O sinal veio de Nova Iorque antes de vir do México. Em agosto de 2000, os Kinky venceram a Battle of the Bands na Latin Alternative Music Conference, batendo dez outros finalistas para o prémio mais cobiçado disponível para um artista latino-americano não contratado. Em dois anos, o seu álbum de estreia foi produzido por dois dos produtores americanos mais distintivos da década — e uma nomeação para o Grammy de Melhor Álbum de Rock/Alternativo Latino chegou em 2003. Nesse mesmo ano, a sua canção Más apareceu em Man on Fire, Thirteen e 2 Fast 2 Furious, em anúncios televisivos da Nissan e em dois videojogos. Para uma banda de Monterrey que a rádio mexicana ainda estava a descobrir onde colocar, o alcance foi discretamente extraordinário.

O que se seguiu não foi consolidação, mas expansão. Atlas chegou em 2003, aprofundando-se na eletrónica. Reina em 2006 recuou para o rock guiado pela guitarra. Barracuda em 2008 inclinou-se para texturas mais escuras. Sueño de la Máquina em 2011 conquistou mais duas nomeações para os Grammy Latinos — Melhor Álbum de Música Alternativa e Melhor Canção Alternativa por “Negro Día” — e enviou a banda para os palcos principais de Coachella e Lollapalooza, e em digressão com os The Flaming Lips. A canção “The Headphonist” apareceu na série de televisão Nip/Tuck.

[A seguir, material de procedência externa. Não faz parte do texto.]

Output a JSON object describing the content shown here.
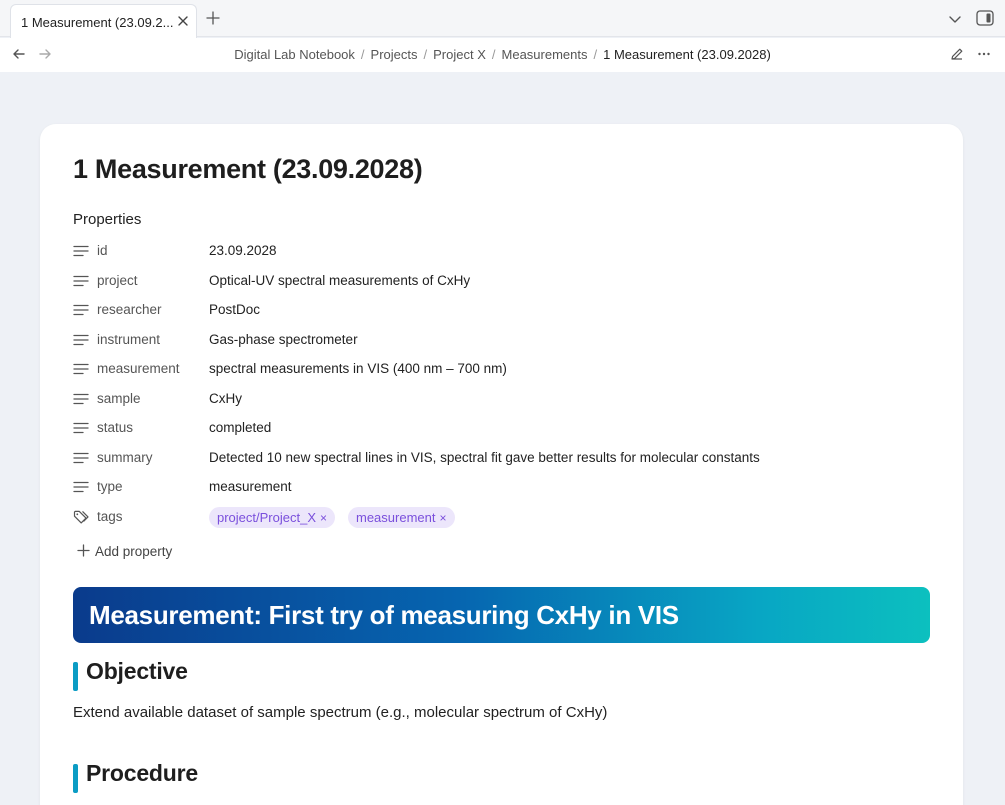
{
  "tab": {
    "title": "1 Measurement (23.09.2..."
  },
  "breadcrumb": {
    "items": [
      "Digital Lab Notebook",
      "Projects",
      "Project X",
      "Measurements"
    ],
    "current": "1 Measurement (23.09.2028)",
    "separator": "/"
  },
  "note": {
    "title": "1 Measurement (23.09.2028)",
    "properties_heading": "Properties",
    "properties": [
      {
        "key": "id",
        "value": "23.09.2028",
        "icon": "text-lines-icon"
      },
      {
        "key": "project",
        "value": "Optical-UV spectral measurements of CxHy",
        "icon": "text-lines-icon"
      },
      {
        "key": "researcher",
        "value": "PostDoc",
        "icon": "text-lines-icon"
      },
      {
        "key": "instrument",
        "value": "Gas-phase spectrometer",
        "icon": "text-lines-icon"
      },
      {
        "key": "measurement",
        "value": "spectral measurements in VIS (400 nm – 700 nm)",
        "icon": "text-lines-icon"
      },
      {
        "key": "sample",
        "value": "CxHy",
        "icon": "text-lines-icon"
      },
      {
        "key": "status",
        "value": "completed",
        "icon": "text-lines-icon"
      },
      {
        "key": "summary",
        "value": "Detected 10 new spectral lines in VIS, spectral fit gave better results for molecular constants",
        "icon": "text-lines-icon"
      },
      {
        "key": "type",
        "value": "measurement",
        "icon": "text-lines-icon"
      }
    ],
    "tags": {
      "key": "tags",
      "icon": "tag-icon",
      "values": [
        "project/Project_X",
        "measurement"
      ],
      "remove_glyph": "×"
    },
    "add_property_label": "Add property",
    "banner": "Measurement: First try of measuring CxHy in VIS",
    "sections": [
      {
        "title": "Objective",
        "text": "Extend available dataset of sample spectrum (e.g., molecular spectrum of CxHy)"
      },
      {
        "title": "Procedure"
      }
    ]
  },
  "colors": {
    "tag_bg": "#ece6fb",
    "tag_text": "#7a4fdc",
    "section_accent": "#0b9cc4",
    "banner_start": "#0a3b8c",
    "banner_end": "#0cc0bf"
  }
}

Cada disco reconfigurou o som sem cortar a identidade, o que pode explicar porque é que a sessão MTV Unplugged que a banda gravou em 2014 — retirando a eletrónica para expor a estrutura óssea das canções — funcionou tão bem como funcionou.

Quatro nomeações na categoria de Melhor Álbum de Música Alternativa dos Grammy Latinos, quatro anos consecutivos sem vitória, fazem dos Kinky, estatisticamente, o artista mais nomeado na história daquele prémio a sair sem um troféu. Isto é ou uma acusação da relação da indústria com bandas que recusam género, ou uma descrição de um projeto criativo que consistentemente operou ligeiramente à frente de onde o mercado se encontra. Provavelmente ambos. O som dos Kinky tem sido demasiado eletrónico para o rock, demasiado rock para a eletrónica, demasiado enraizado na cumbia e no norteño para o enquadramento alternativo padrão, e demasiado virado para o internacional para a rádio pop mexicana conseguir absorver. Cerezo recusou-se a mostrar amargura em público. Continua a fazer discos.

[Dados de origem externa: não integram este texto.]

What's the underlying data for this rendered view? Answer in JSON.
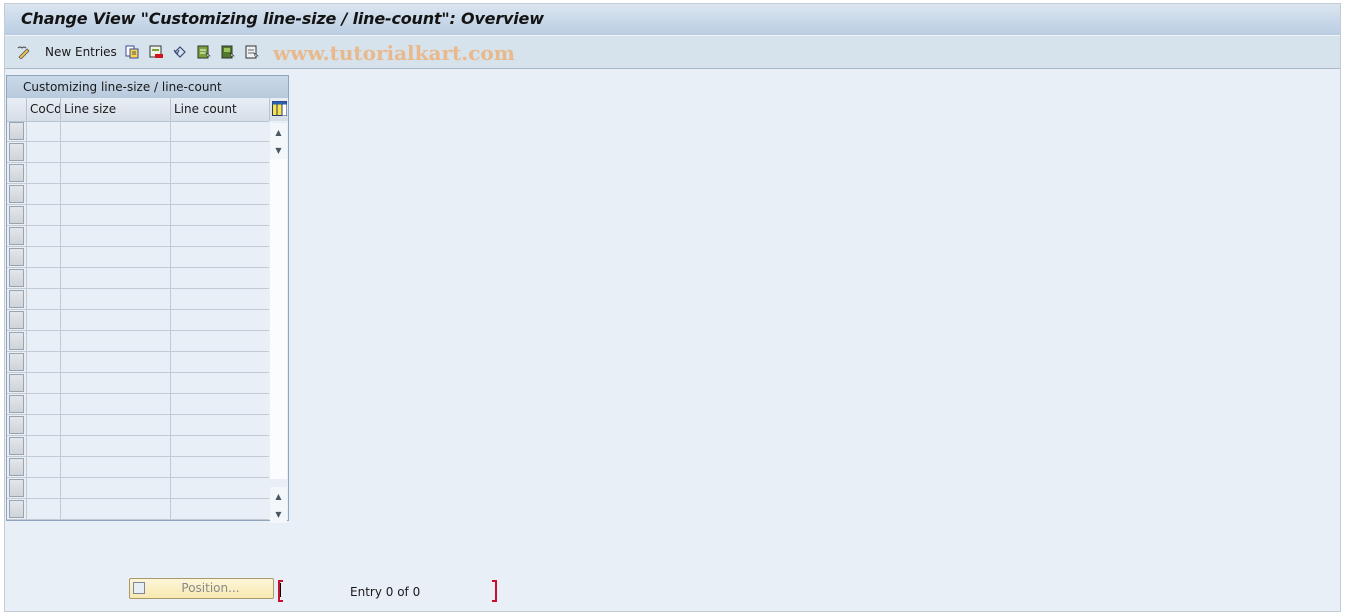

Fierro em 2022 devolveu a banda às texturas eletrónicas do seu trabalho mais antigo. No mesmo ano, Cerezo fez a sua estreia como ator na comédia romântica da Netflix Don’t Blame Karma!, interpretando Aarón — um músico — ao lado de Aislinn Derbez e Renata Notni. O papel chegou a uma das maiores plataformas de streaming do mundo em agosto de 2022, quase um quarto de século após o início da sua vida profissional. Descreveu-se a si próprio em entrevistas como também produtor e artista visual, e em 2025 um projeto a solo estava a tomar forma juntamente com o seu trabalho na banda.

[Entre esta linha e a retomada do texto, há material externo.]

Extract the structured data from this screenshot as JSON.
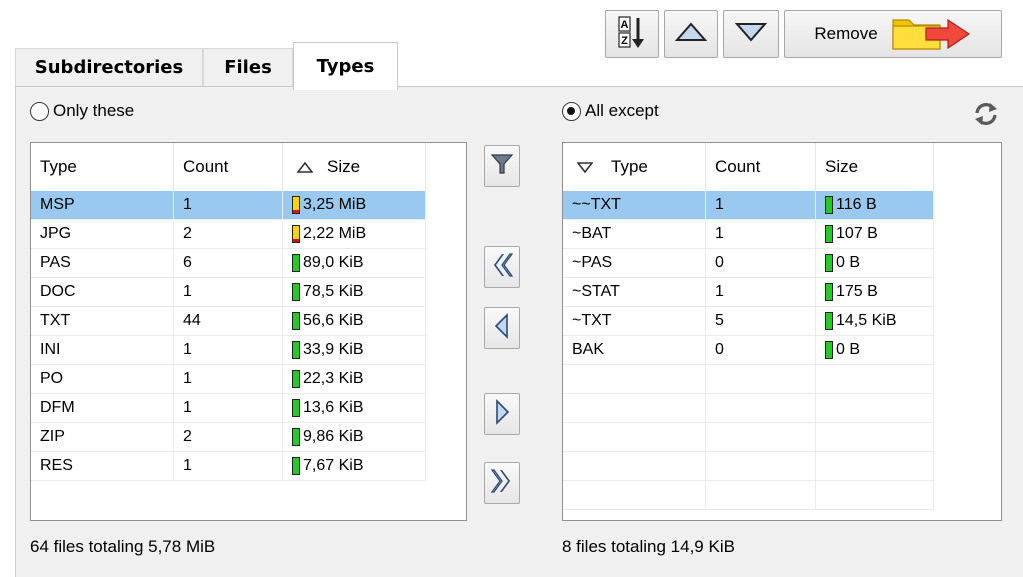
{
  "toolbar": {
    "sort_icon": "sort-alpha-icon",
    "up_icon": "move-up-icon",
    "down_icon": "move-down-icon",
    "remove_label": "Remove",
    "remove_icon": "folder-arrow-icon"
  },
  "tabs": [
    {
      "label": "Subdirectories",
      "active": false
    },
    {
      "label": "Files",
      "active": false
    },
    {
      "label": "Types",
      "active": true
    }
  ],
  "left": {
    "radio_label": "Only these",
    "radio_checked": false,
    "columns": [
      "Type",
      "Count",
      "Size"
    ],
    "sort_column": "Size",
    "sort_direction": "ascending",
    "rows": [
      {
        "type": "MSP",
        "count": "1",
        "size": "3,25 MiB",
        "bar": "#ffd400",
        "selected": true
      },
      {
        "type": "JPG",
        "count": "2",
        "size": "2,22 MiB",
        "bar": "#ffd400",
        "selected": false
      },
      {
        "type": "PAS",
        "count": "6",
        "size": "89,0 KiB",
        "bar": "#22cc22",
        "selected": false
      },
      {
        "type": "DOC",
        "count": "1",
        "size": "78,5 KiB",
        "bar": "#22cc22",
        "selected": false
      },
      {
        "type": "TXT",
        "count": "44",
        "size": "56,6 KiB",
        "bar": "#22cc22",
        "selected": false
      },
      {
        "type": "INI",
        "count": "1",
        "size": "33,9 KiB",
        "bar": "#22cc22",
        "selected": false
      },
      {
        "type": "PO",
        "count": "1",
        "size": "22,3 KiB",
        "bar": "#22cc22",
        "selected": false
      },
      {
        "type": "DFM",
        "count": "1",
        "size": "13,6 KiB",
        "bar": "#22cc22",
        "selected": false
      },
      {
        "type": "ZIP",
        "count": "2",
        "size": "9,86 KiB",
        "bar": "#22cc22",
        "selected": false
      },
      {
        "type": "RES",
        "count": "1",
        "size": "7,67 KiB",
        "bar": "#22cc22",
        "selected": false
      }
    ],
    "status": "64 files totaling 5,78 MiB"
  },
  "middle": {
    "filter_icon": "filter-icon",
    "move_all_left_icon": "double-chevron-left-icon",
    "move_left_icon": "chevron-left-icon",
    "move_right_icon": "chevron-right-icon",
    "move_all_right_icon": "double-chevron-right-icon"
  },
  "right": {
    "radio_label": "All except",
    "radio_checked": true,
    "refresh_icon": "refresh-icon",
    "columns": [
      "Type",
      "Count",
      "Size"
    ],
    "sort_column": "Type",
    "sort_direction": "descending",
    "rows": [
      {
        "type": "~~TXT",
        "count": "1",
        "size": "116 B",
        "bar": "#22cc22",
        "selected": true
      },
      {
        "type": "~BAT",
        "count": "1",
        "size": "107 B",
        "bar": "#22cc22",
        "selected": false
      },
      {
        "type": "~PAS",
        "count": "0",
        "size": "0 B",
        "bar": "#22cc22",
        "selected": false
      },
      {
        "type": "~STAT",
        "count": "1",
        "size": "175 B",
        "bar": "#22cc22",
        "selected": false
      },
      {
        "type": "~TXT",
        "count": "5",
        "size": "14,5 KiB",
        "bar": "#22cc22",
        "selected": false
      },
      {
        "type": "BAK",
        "count": "0",
        "size": "0 B",
        "bar": "#22cc22",
        "selected": false
      }
    ],
    "status": "8 files totaling 14,9 KiB"
  }
}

No final de 2025, os Kinky tinham dois novos álbuns de estúdio em curso juntamente com um disco de colaborações que Cerezo descreveu como já a encher. A banda atuou na Feria de León em janeiro de 2026. A agenda que se segue — dois álbuns, um projeto de colaborações e uma estreia a solo — é a carga de trabalho de alguém que passou vinte e cinco anos a recusar escolher entre as coisas que lhe interessam. Não sugere que esteja prestes a começar.